Racial differences in treatment and prognosis of gastric signet ring cell carcinoma: analysis based on SEER and TCGA databases.
10.12122/j.issn.1673-4254.2025.08.15
- Author:
Shangping FANG
1
;
Jiameng LIU
1
;
Xingchen YUE
1
;
Huan LI
1
;
Wanning LI
1
;
Xiaoyu TANG
1
;
Pengju BAO
2
Author Information
1. School of Anesthesiology, Wuhu 241002, China.
2. School of Basic Medical Sciences, Wuhu 241002, China.
- Publication Type:Journal Article
- Keywords:
SEER analysis;
TCGA database;
columnar plots;
racial differences;
signet ring cell carcinoma
- MeSH:
Aged;
Female;
Humans;
Male;
Middle Aged;
Carcinoma, Signet Ring Cell/therapy*;
Databases, Factual;
Prognosis;
Racial Groups;
SEER Program;
Stomach Neoplasms/therapy*;
Survival Rate;
United States/epidemiology*;
White;
Asian American Native Hawaiian and Pacific Islander;
American Indian or Alaska Native;
Black or African American
- From:
Journal of Southern Medical University
2025;45(8):1706-1717
- CountryChina
- Language:Chinese
-
Abstract:
OBJECTIVES:To analyze the differences in the prognosis of gastric signet ring cell carcinoma (SRCC) among different races using the US Surveillance Epidemiology and End Results (SEER) database and The Cancer Genome Atlas (TCGA) database.

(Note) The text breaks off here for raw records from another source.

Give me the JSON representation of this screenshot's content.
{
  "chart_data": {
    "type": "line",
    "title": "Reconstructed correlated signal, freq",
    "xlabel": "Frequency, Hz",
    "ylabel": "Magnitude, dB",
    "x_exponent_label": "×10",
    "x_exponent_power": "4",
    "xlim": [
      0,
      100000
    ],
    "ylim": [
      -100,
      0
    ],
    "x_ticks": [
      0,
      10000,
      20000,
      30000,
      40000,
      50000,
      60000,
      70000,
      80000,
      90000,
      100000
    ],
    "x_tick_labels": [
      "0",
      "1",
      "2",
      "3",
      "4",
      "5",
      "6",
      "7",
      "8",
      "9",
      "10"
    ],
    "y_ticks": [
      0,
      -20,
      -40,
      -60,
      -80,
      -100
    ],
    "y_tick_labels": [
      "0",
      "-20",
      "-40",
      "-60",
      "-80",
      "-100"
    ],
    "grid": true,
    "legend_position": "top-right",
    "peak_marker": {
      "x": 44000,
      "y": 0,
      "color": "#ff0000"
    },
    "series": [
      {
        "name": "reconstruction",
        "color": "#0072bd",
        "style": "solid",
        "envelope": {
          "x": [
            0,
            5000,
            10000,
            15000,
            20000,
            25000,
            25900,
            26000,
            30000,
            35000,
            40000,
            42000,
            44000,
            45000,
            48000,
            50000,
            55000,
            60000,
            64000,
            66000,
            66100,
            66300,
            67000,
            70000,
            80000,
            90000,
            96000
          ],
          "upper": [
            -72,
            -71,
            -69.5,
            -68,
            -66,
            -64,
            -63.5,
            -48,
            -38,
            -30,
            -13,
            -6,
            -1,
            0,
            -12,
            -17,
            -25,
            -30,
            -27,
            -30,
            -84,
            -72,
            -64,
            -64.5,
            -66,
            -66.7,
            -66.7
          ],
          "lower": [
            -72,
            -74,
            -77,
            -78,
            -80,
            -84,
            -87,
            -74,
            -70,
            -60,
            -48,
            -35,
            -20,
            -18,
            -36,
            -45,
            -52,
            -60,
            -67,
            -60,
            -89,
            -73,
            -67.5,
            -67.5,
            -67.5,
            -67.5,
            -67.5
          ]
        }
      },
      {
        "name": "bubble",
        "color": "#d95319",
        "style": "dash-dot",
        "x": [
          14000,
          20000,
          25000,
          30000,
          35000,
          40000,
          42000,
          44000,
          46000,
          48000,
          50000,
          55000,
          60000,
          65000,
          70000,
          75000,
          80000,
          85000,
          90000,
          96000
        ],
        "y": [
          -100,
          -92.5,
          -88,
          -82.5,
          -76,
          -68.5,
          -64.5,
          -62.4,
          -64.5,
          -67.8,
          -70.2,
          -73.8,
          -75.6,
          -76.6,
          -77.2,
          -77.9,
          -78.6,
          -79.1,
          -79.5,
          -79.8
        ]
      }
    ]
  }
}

METHODS:We analyzed the data of patients with gastric SRCC from the SEER database from 2000 to 2020, and divided the patients into cohorts of whites, blacks, Asians or Pacific Islanders, American Indians/Alaska Natives according to their race. The prognosis and treatment of the cohorts were evaluated using baseline demographic analysis, Kamplan-Meier survival curve, and nomogram analysis.
RESULTS:We analyzed the data of a total of 2058 patients, including 8.6% blacks, 72.4% whites, 16.6% Asians or Pacific Islanders, 1.0% American Indians/Alaska Natives, and 1.4% other races. The tumor grade varied among different races, and the prevalence and survival rates of patients differed significantly across races. The differences in the white cohort were the most prominent, and all the differences were statistically significant (P<0.05). Racial differences were also noted in patient management and prognosis.
CONCLUSIONS:There are racial differences in tumor grades and prognosis of gastric SRCC, and these differences provide evidence for optimizing clinical diagnosis and treatment strategies for this malignancy.